1. A synthetic method of pyrrole compounds is characterized by comprising the following steps:

taking oxime ester compounds 1, benzofuranimine compounds 2,Adding organic solvent under inert protective gas, 60-120% of cuprous compound^oC, reacting under TLC, monitoring the reaction process by TLC, cooling to room temperature after the reaction is finished, extracting by ethyl acetate, washing by saturated saline solution, combining organic phases, removing a solvent by rotary evaporation to obtain a crude product, and performing flash column chromatography to obtain a pyrrole compound 3;

the reaction formula is as follows:

wherein R is¹Is aryl, alkyl or ester group; r²Is H or alkyl; r³Is H or methoxy; r⁴Is aryl; r⁵Cyano, halogen, alkyl or alkoxy.

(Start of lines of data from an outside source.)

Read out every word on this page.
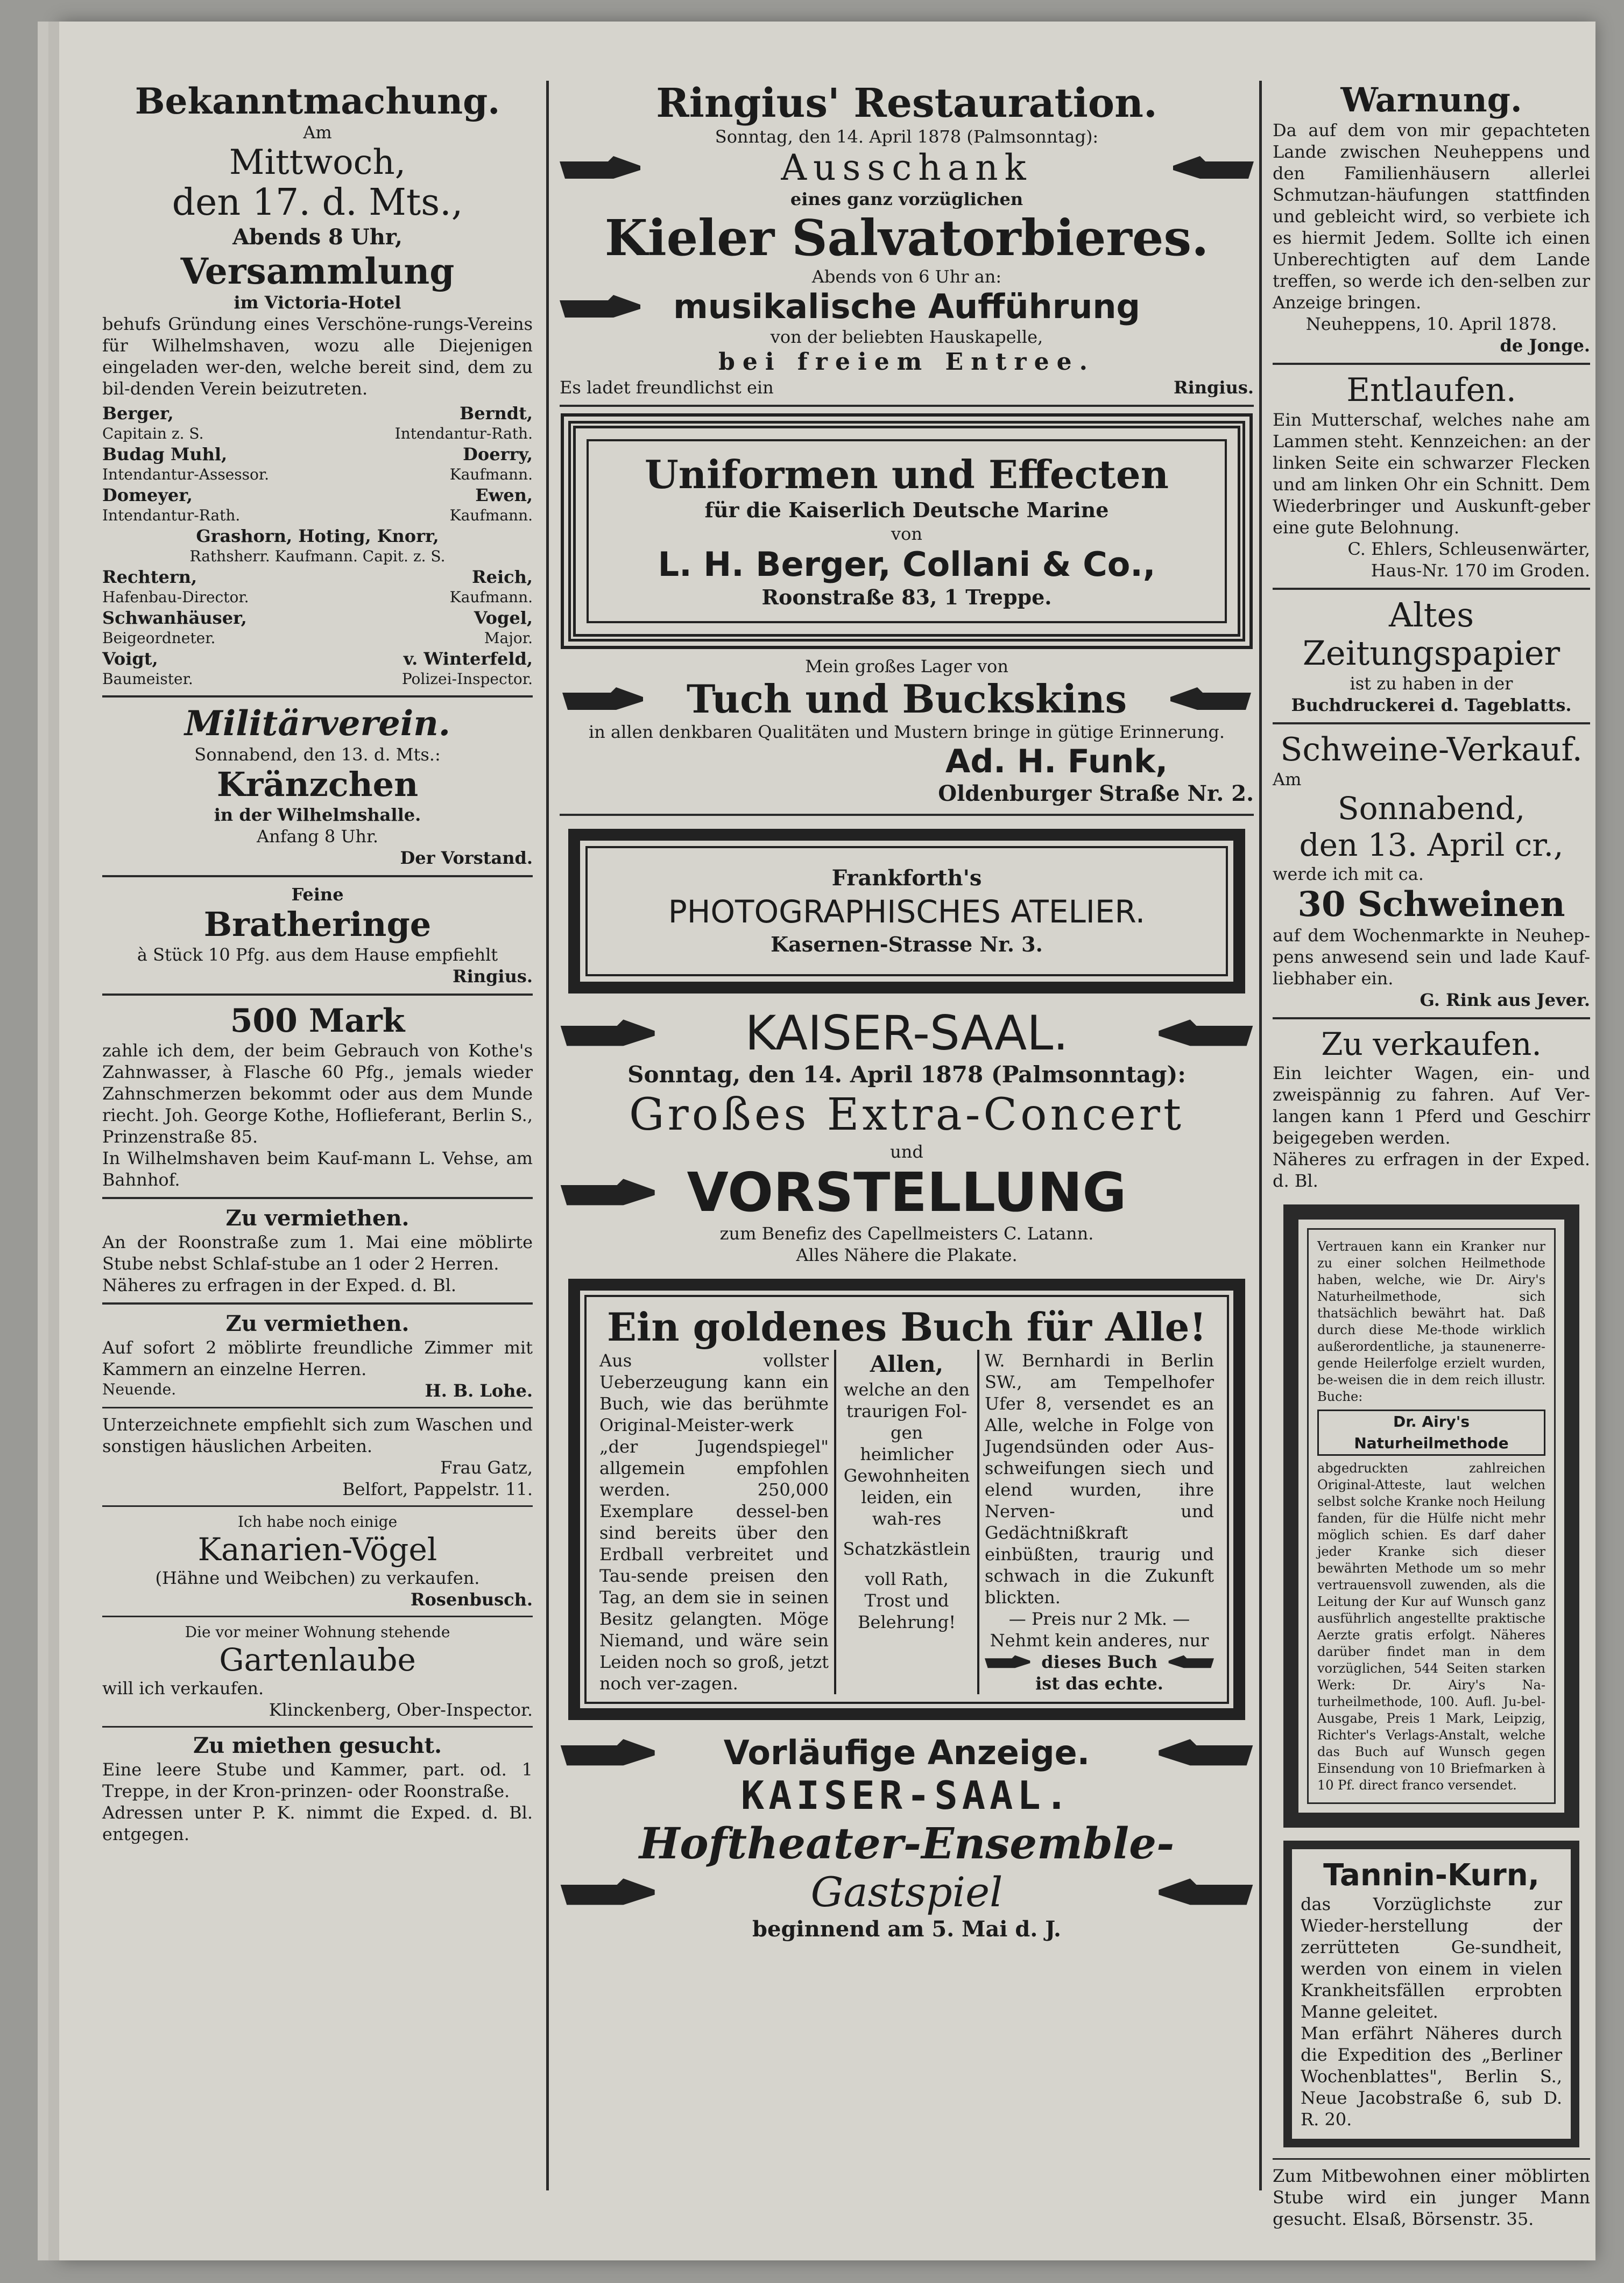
Bekanntmachung.

Am

Mittwoch,

den 17. d. Mts.,

Abends 8 Uhr,

Versammlung

im Victoria-Hotel

behufs Gründung eines Verschöne-rungs-Vereins für Wilhelmshaven, wozu alle Diejenigen eingeladen wer-den, welche bereit sind, dem zu bil-denden Verein beizutreten.

Berger,	Berndt,
Capitain z. S.	Intendantur-Rath.
Budag Muhl,	Doerry,
Intendantur-Assessor.	Kaufmann.
Domeyer,	Ewen,
Intendantur-Rath.	Kaufmann.
Grashorn, Hoting, Knorr,
Rathsherr. Kaufmann. Capit. z. S.
Rechtern,	Reich,
Hafenbau-Director.	Kaufmann.
Schwanhäuser,	Vogel,
Beigeordneter.	Major.
Voigt,	v. Winterfeld,
Baumeister.	Polizei-Inspector.

Militärverein.

Sonnabend, den 13. d. Mts.:

Kränzchen

in der Wilhelmshalle.

Anfang 8 Uhr.

Der Vorstand.

Feine

Bratheringe

à Stück 10 Pfg. aus dem Hause empfiehlt

Ringius.

500 Mark

zahle ich dem, der beim Gebrauch von Kothe's Zahnwasser, à Flasche 60 Pfg., jemals wieder Zahnschmerzen bekommt oder aus dem Munde riecht. Joh. George Kothe, Hoflieferant, Berlin S., Prinzenstraße 85.

In Wilhelmshaven beim Kauf-mann L. Vehse, am Bahnhof.

Zu vermiethen.

An der Roonstraße zum 1. Mai eine möblirte Stube nebst Schlaf-stube an 1 oder 2 Herren.

Näheres zu erfragen in der Exped. d. Bl.

Zu vermiethen.

Auf sofort 2 möblirte freundliche Zimmer mit Kammern an einzelne Herren.

Neuende.	H. B. Lohe.

Unterzeichnete empfiehlt sich zum Waschen und sonstigen häuslichen Arbeiten.

Frau Gatz,

Belfort, Pappelstr. 11.

Ich habe noch einige

Kanarien-Vögel

(Hähne und Weibchen) zu verkaufen.

Rosenbusch.

Die vor meiner Wohnung stehende

Gartenlaube

will ich verkaufen.

Klinckenberg, Ober-Inspector.

Zu miethen gesucht.

Eine leere Stube und Kammer, part. od. 1 Treppe, in der Kron-prinzen- oder Roonstraße.

Adressen unter P. K. nimmt die Exped. d. Bl. entgegen.

Ringius' Restauration.

Sonntag, den 14. April 1878 (Palmsonntag):

Ausschank

eines ganz vorzüglichen

Kieler Salvatorbieres.

Abends von 6 Uhr an:

musikalische Aufführung

von der beliebten Hauskapelle,

bei freiem Entree.

Es ladet freundlichst ein	Ringius.

Uniformen und Effecten

für die Kaiserlich Deutsche Marine

von

L. H. Berger, Collani & Co.,

Roonstraße 83, 1 Treppe.

Mein großes Lager von

Tuch und Buckskins

in allen denkbaren Qualitäten und Mustern bringe in gütige Erinnerung.

Ad. H. Funk,

Oldenburger Straße Nr. 2.

Frankforth's

PHOTOGRAPHISCHES ATELIER.

Kasernen-Strasse Nr. 3.

KAISER-SAAL.

Sonntag, den 14. April 1878 (Palmsonntag):

Großes Extra-Concert

und

VORSTELLUNG

zum Benefiz des Capellmeisters C. Latann.

Alles Nähere die Plakate.

Ein goldenes Buch für Alle!

Aus vollster Ueberzeugung kann ein Buch, wie das berühmte Original-Meister-werk „der Jugendspiegel" allgemein empfohlen werden. 250,000 Exemplare dessel-ben sind bereits über den Erdball verbreitet und Tau-sende preisen den Tag, an dem sie in seinen Besitz gelangten. Möge Niemand, und wäre sein Leiden noch so groß, jetzt noch ver-zagen.

Allen,

welche an den traurigen Fol-gen heimlicher Gewohnheiten leiden, ein wah-res

Schatzkästlein

voll Rath, Trost und Belehrung!

W. Bernhardi in Berlin SW., am Tempelhofer Ufer 8, versendet es an Alle, welche in Folge von Jugendsünden oder Aus-schweifungen siech und elend wurden, ihre Nerven- und Gedächtnißkraft einbüßten, traurig und schwach in die Zukunft blickten.

— Preis nur 2 Mk. — Nehmt kein anderes, nur

dieses Buch

ist das echte.

Vorläufige Anzeige.

KAISER-SAAL.

Hoftheater-Ensemble-

Gastspiel

beginnend am 5. Mai d. J.

Warnung.

Da auf dem von mir gepachteten Lande zwischen Neuheppens und den Familienhäusern allerlei Schmutzan-häufungen stattfinden und gebleicht wird, so verbiete ich es hiermit Jedem. Sollte ich einen Unberechtigten auf dem Lande treffen, so werde ich den-selben zur Anzeige bringen.

Neuheppens, 10. April 1878.

de Jonge.

Entlaufen.

Ein Mutterschaf, welches nahe am Lammen steht. Kennzeichen: an der linken Seite ein schwarzer Flecken und am linken Ohr ein Schnitt. Dem Wiederbringer und Auskunft-geber eine gute Belohnung.

C. Ehlers, Schleusenwärter,

Haus-Nr. 170 im Groden.

Altes

Zeitungspapier

ist zu haben in der

Buchdruckerei d. Tageblatts.

Schweine-Verkauf.

Am

Sonnabend,

den 13. April cr.,

werde ich mit ca.

30 Schweinen

auf dem Wochenmarkte in Neuhep-pens anwesend sein und lade Kauf-liebhaber ein.

G. Rink aus Jever.

Zu verkaufen.

Ein leichter Wagen, ein- und zweispännig zu fahren. Auf Ver-langen kann 1 Pferd und Geschirr beigegeben werden.

Näheres zu erfragen in der Exped. d. Bl.

Vertrauen kann ein Kranker nur zu einer solchen Heilmethode haben, welche, wie Dr. Airy's Naturheilmethode, sich thatsächlich bewährt hat. Daß durch diese Me-thode wirklich außerordentliche, ja staunenerre-gende Heilerfolge erzielt wurden, be-weisen die in dem reich illustr. Buche:

Dr. Airy's Naturheilmethode

abgedruckten zahlreichen Original-Atteste, laut welchen selbst solche Kranke noch Heilung fanden, für die Hülfe nicht mehr möglich schien. Es darf daher jeder Kranke sich dieser bewährten Methode um so mehr vertrauensvoll zuwenden, als die Leitung der Kur auf Wunsch ganz ausführlich angestellte praktische Aerzte gratis erfolgt. Näheres darüber findet man in dem vorzüglichen, 544 Seiten starken Werk: Dr. Airy's Na-turheilmethode, 100. Aufl. Ju-bel-Ausgabe, Preis 1 Mark, Leipzig, Richter's Verlags-Anstalt, welche das Buch auf Wunsch gegen Einsendung von 10 Briefmarken à 10 Pf. direct franco versendet.

Tannin-Kurn,

das Vorzüglichste zur Wieder-herstellung der zerrütteten Ge-sundheit, werden von einem in vielen Krankheitsfällen erprobten Manne geleitet.

Man erfährt Näheres durch die Expedition des „Berliner Wochenblattes", Berlin S., Neue Jacobstraße 6, sub D. R. 20.

Zum Mitbewohnen einer möblirten Stube wird ein junger Mann gesucht. Elsaß, Börsenstr. 35.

2. The method of claim 1, wherein: the mol ratio of the oxime ester compound 1 to the benzofuran imine compound 2 is 1: 1.2.

3. The method of claim 1, wherein: the reaction time was 16 hours.

4. The method of claim 1, wherein: the extraction is ethyl acetate extraction for 3 times.

5. The method of claim 1, wherein: the monovalent copper compound is CuCl, CuBr, CuI or CuOAc.

6. The method of claim 1, wherein: the organic solvent is dimethyl sulfoxide, tetrahydrofuran, 1,4-dioxane, toluene, N-dimethyl amide, 1, 2-dichloroethane or dichloromethane.

7. The method of claim 1, wherein: the inert protective gas is argon.